The reasoning here is: Freeipa is much too interwoven among all the sub-packages and dependency-hell, the time required to re-enter data necessary to bring a backup current is at least known, compared to the almost impossible-to-guess time and multi-package expertise required to diagnosis much less cure problems in anything like the time available in production environments.
Yes, this can help back out of failed upgrades, for example. Note that this and any backup and restore procedure can wreak havoc on replication. If you effectively take one server back in time then you should re-init it from another server.
I'm not sure why you bring up dependencies in the context of backup and restore.
Approach 2: Use the ipa-backup, ipa-restore commands. Just keep a fresh install of the unconfigured pacakges, do ipa-restore and it will get every single detail correct across all the available documented functionality, databases, including the dnssec ones and the other 'trust' addons, etc.
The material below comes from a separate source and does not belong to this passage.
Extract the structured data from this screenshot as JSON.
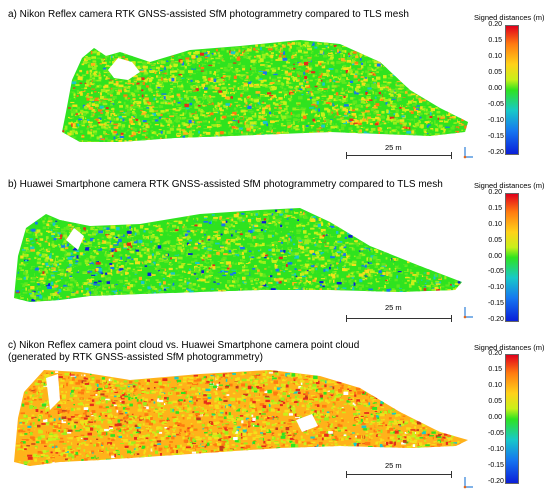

The reasoning here is: It's better than approach 1 in that you don't have to take down the system even for a moment to get a 'known good' snapshot. However, you have to trust there is testing of 'everything the ipa-backup ipa-restore' process does actually does test the whole of the documented functionality.
For production reasons we'd prefer approach 2, as taking the system down and bringing it back up as in approach 1 introduces a momentary loss of capability but has the benefit of 'total confidence'. But is it really 'the best approach' in the production world?
Backups are a good thing to have, but restoration should be due to catastrophe. When doing a restore recommend deleting all other servers and re-installing. You could conceivably re-init from the restored server as well, but it really is a nuke from orbit operation.
In either situation there will be down time.
Some level of backup is essentially online with MMR in 389-ds. This can't prevent undesired loss or modification of data but it otherwise provides the uptime you seem to be looking for.